Her 1938 painting “Scylla” is a smart reinterpretation of the eponymous Greek monster that feeds on Homer’s sailors. “It was suggested by what I could see of myself in a bath,” she said of the seascape, which she declared a reflection of her own body, “it is thus a pictorial pun, or double-image.” Methinks Ms. Kahlo herself would approve…
She officially joined Breton’s Surrealist crew the next year, and was a natural fit. She was a groundbreaking artist in the crew, working with techniques like fumage (using candle smoke on paper) and decalcomania or early “decals” (folding paint and prints in paper or on surfaces). She was the also the first to employ entopic graphomania (fancy speak for a freaky connect-the-dots).
And of course, she killed it on the sartorial front. Here she is wearing her beloved “Witch Ball” earrings:
Writing, too, was an essential part of Colquhoun’s artistry. She gave poetry readings in London, and in 1955 published The Crying Wind, a Surrealist travelogue about her time in Ireland and love of Celtic history.

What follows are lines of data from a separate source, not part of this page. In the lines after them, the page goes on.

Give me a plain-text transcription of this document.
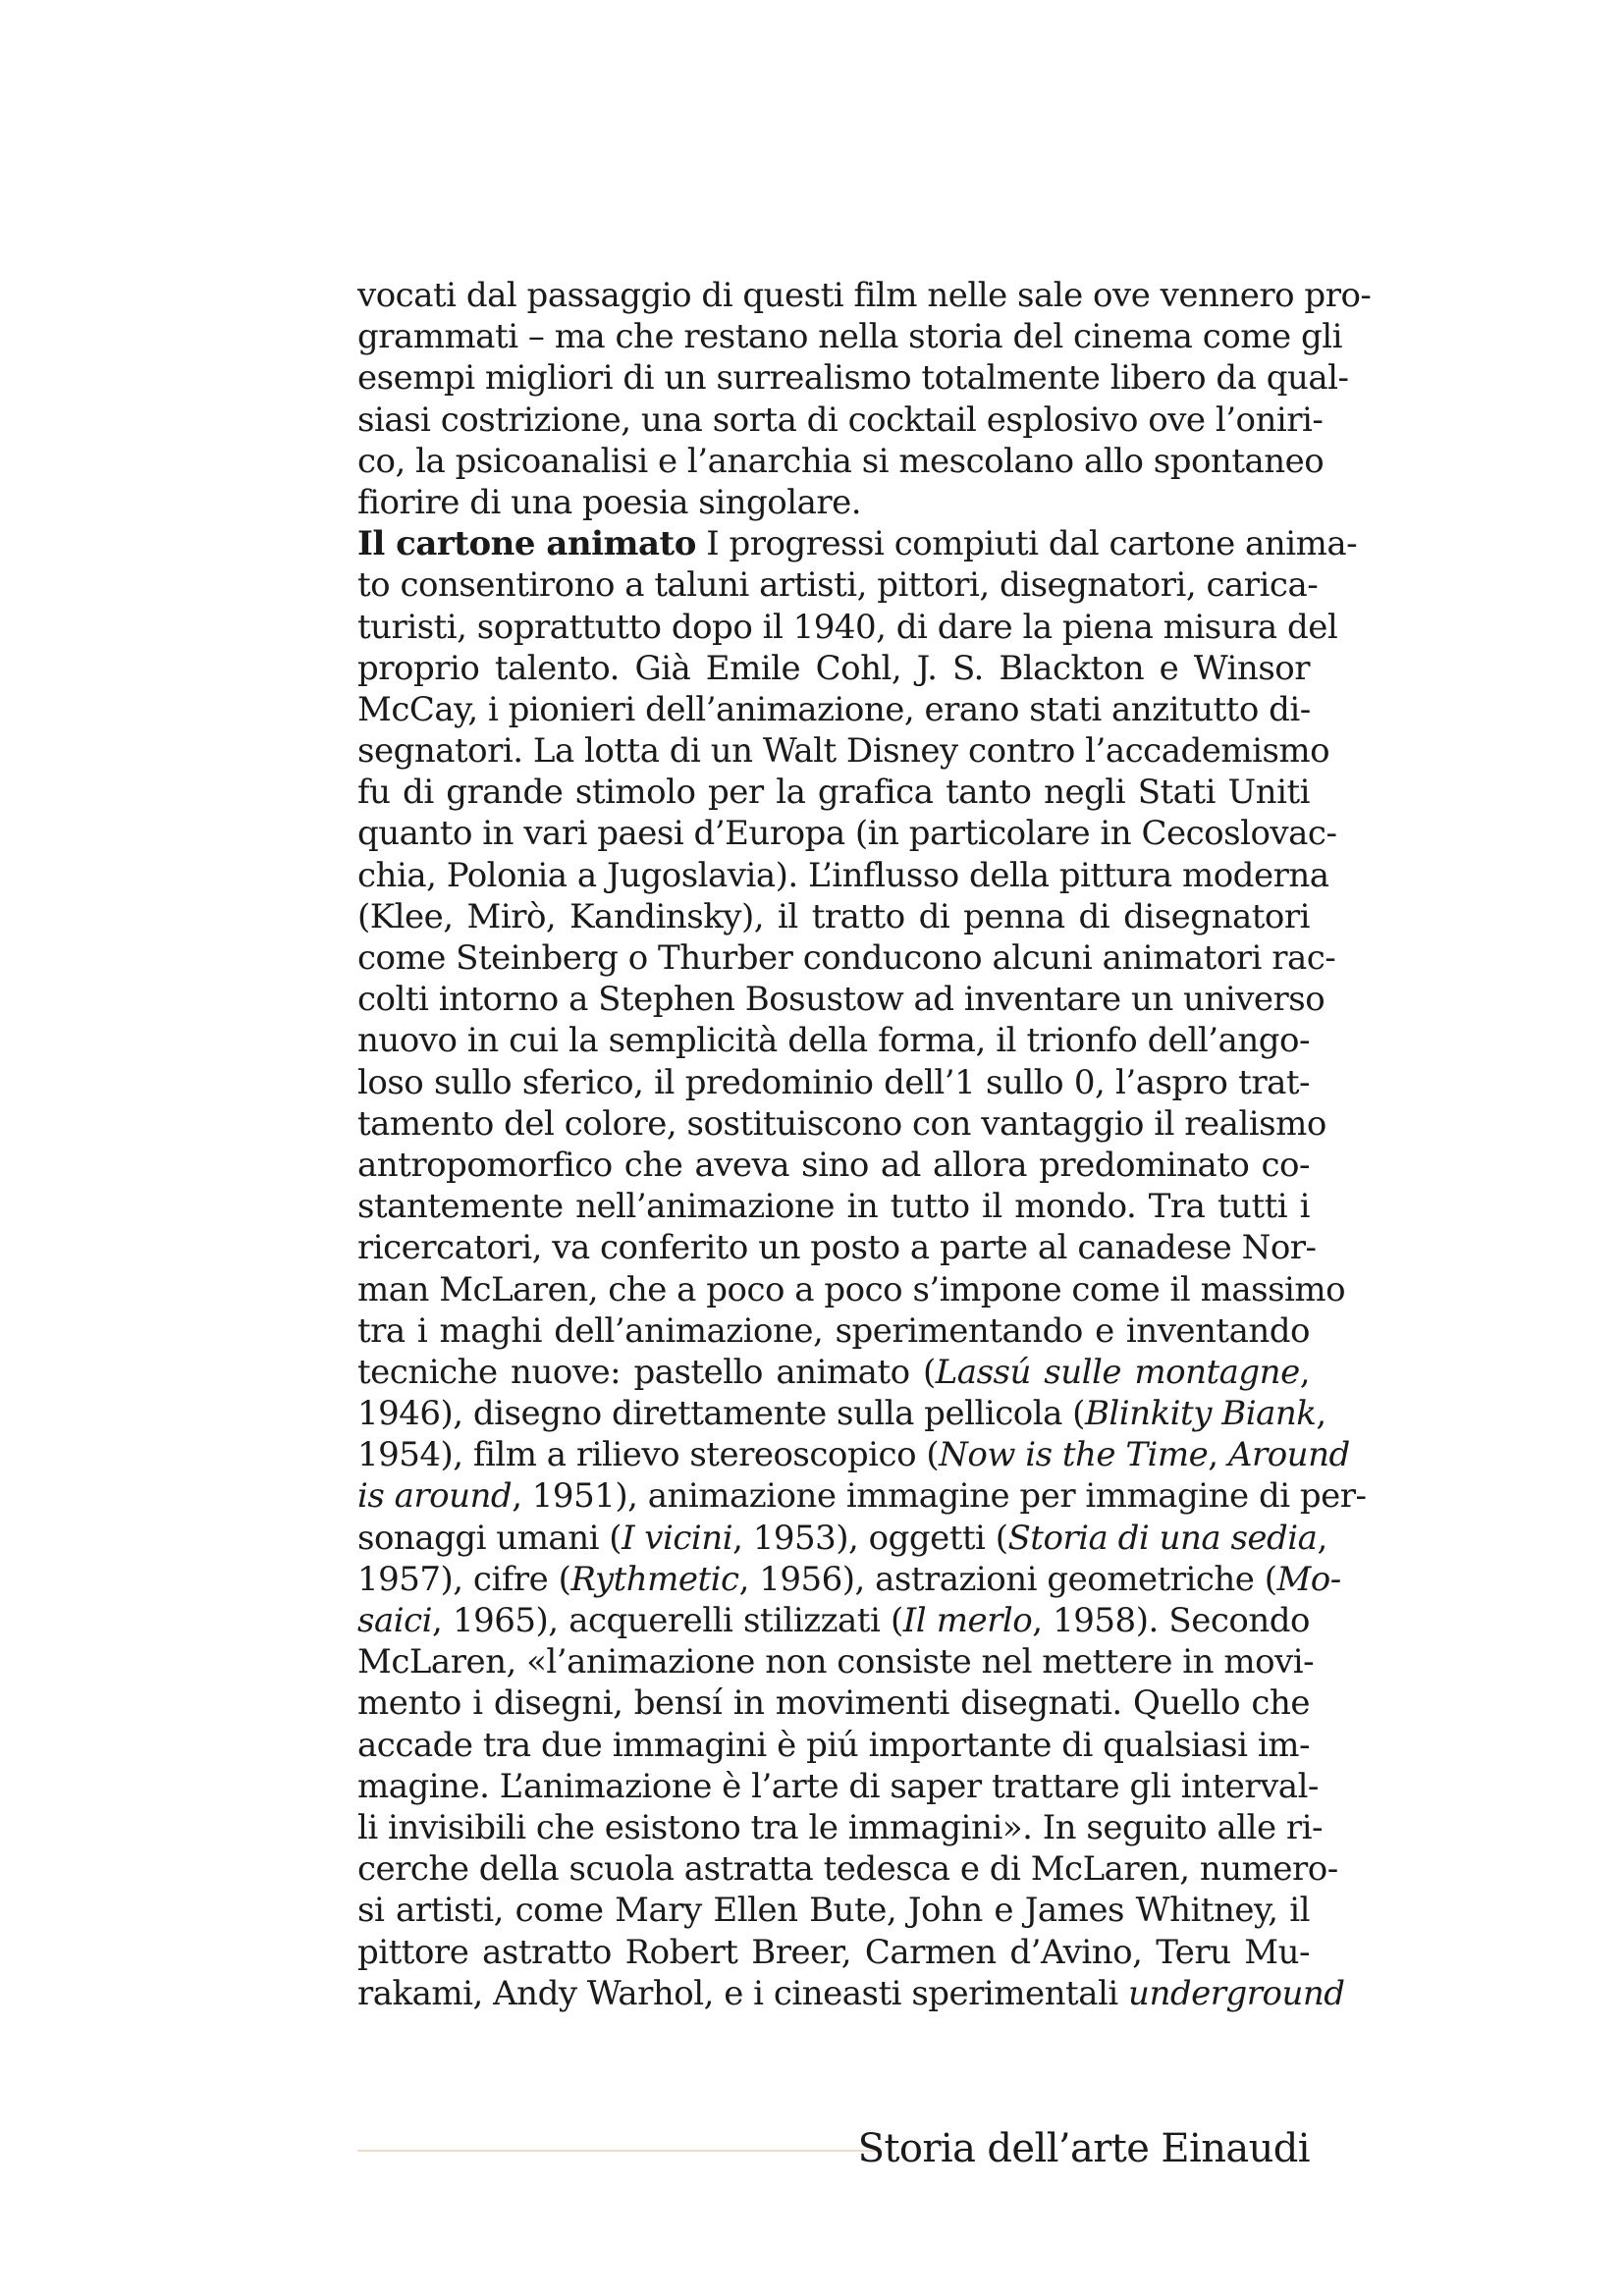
vocati dal passaggio di questi film nelle sale ove vennero pro-
grammati – ma che restano nella storia del cinema come gli
esempi migliori di un surrealismo totalmente libero da qual-
siasi costrizione, una sorta di cocktail esplosivo ove l’oniri-
co, la psicoanalisi e l’anarchia si mescolano allo spontaneo
fiorire di una poesia singolare.
Il cartone animato I progressi compiuti dal cartone anima-
to consentirono a taluni artisti, pittori, disegnatori, carica-
turisti, soprattutto dopo il 1940, di dare la piena misura del
proprio talento. Già Emile Cohl, J. S. Blackton e Winsor
McCay, i pionieri dell’animazione, erano stati anzitutto di-
segnatori. La lotta di un Walt Disney contro l’accademismo
fu di grande stimolo per la grafica tanto negli Stati Uniti
quanto in vari paesi d’Europa (in particolare in Cecoslovac-
chia, Polonia a Jugoslavia). L’influsso della pittura moderna
(Klee, Mirò, Kandinsky), il tratto di penna di disegnatori
come Steinberg o Thurber conducono alcuni animatori rac-
colti intorno a Stephen Bosustow ad inventare un universo
nuovo in cui la semplicità della forma, il trionfo dell’ango-
loso sullo sferico, il predominio dell’1 sullo 0, l’aspro trat-
tamento del colore, sostituiscono con vantaggio il realismo
antropomorfico che aveva sino ad allora predominato co-
stantemente nell’animazione in tutto il mondo. Tra tutti i
ricercatori, va conferito un posto a parte al canadese Nor-
man McLaren, che a poco a poco s’impone come il massimo
tra i maghi dell’animazione, sperimentando e inventando
tecniche nuove: pastello animato (Lassú sulle montagne,
1946), disegno direttamente sulla pellicola (Blinkity Biank,
1954), film a rilievo stereoscopico (Now is the Time, Around
is around, 1951), animazione immagine per immagine di per-
sonaggi umani (I vicini, 1953), oggetti (Storia di una sedia,
1957), cifre (Rythmetic, 1956), astrazioni geometriche (Mo-
saici, 1965), acquerelli stilizzati (Il merlo, 1958). Secondo
McLaren, «l’animazione non consiste nel mettere in movi-
mento i disegni, bensí in movimenti disegnati. Quello che
accade tra due immagini è piú importante di qualsiasi im-
magine. L’animazione è l’arte di saper trattare gli interval-
li invisibili che esistono tra le immagini». In seguito alle ri-
cerche della scuola astratta tedesca e di McLaren, numero-
si artisti, come Mary Ellen Bute, John e James Whitney, il
pittore astratto Robert Breer, Carmen d’Avino, Teru Mu-
rakami, Andy Warhol, e i cineasti sperimentali underground
Storia dell’arte Einaudi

Alas, post-war Surrealism was a toxically insular club that reached a tipping point. Even the critics of the 1947 exhibit said as much, calling it a “last hurrah” for the crew when the show proved lackluster. Perhaps Colquehoun’s departure, just a year after joining, was prophetic of that decline.
When the artist showed interest in joining multiple occultist societies, Surrealism’s founders, André Breton & co. gave her the boot. So she said au revoir to the boy’s club and started learning from the Ordo Templi Orientis, and the Golden Dawn splinter group “Stella Matutina.” Life carried on – and in magical fashion.
She continued to paint, and published unusual illustrated literary works like The Goose of Hermogenes (1961) and Grimoire of the Entangled Thicket (1973), a collection of poems that blended her particular brand of pastoral Surrealism with the tradition of “automatic” (or impulsive) writing.
have fled as a chain, I have fled as a roe into an entangled thicket, I have fled as a wolf cub…
Ithell Colquehoun, Grimoire of the Entangled Thicket
Decad of Intelligence was another late-1970s series of 10 paintings and corresponding texts exploring the Kabbalistic treatise, Sefer Yetzirah. (And quite a handsome holiday gift, if you ask us):
We mortals are lucky that Colquhoun lived into the 1980s, as she’s left behind a trove of images and words – some, more Surreal than others – for us to dream about. She tackled everything from classical tropes, like her 1929 take on Judith beheading Holofernes:
She was also right at home in the psychedelic cultural turn in the ’60s-70s, a time in which she adopted a new name, Splendidior Vitro. A Surrealist, if you will, who successfully jumped the weathered the growth from pre-war, to post- and beyond. Goddess knows she turned out a delightful tarot deck:
It wasn’t that she didn’t want to commit to the Surrealists. She just refused to put a cap on her personal and artistic growth, and it’s delightful to see the alchemy of that autonomy evolve on canvas. “Her name and reputation is little known but it deserves to be,” Tate archivist Adrian Glew told The Guardian in 2019, “She had very few solo exhibitions.” Luckily for us, the museum acquired more than 5,000 works by Colquhoun, big and small, that very year. Hopefully, we’ll be hearing more about Colquehoun in the future – and we certainly have a post-lockdown museum day to look forward to.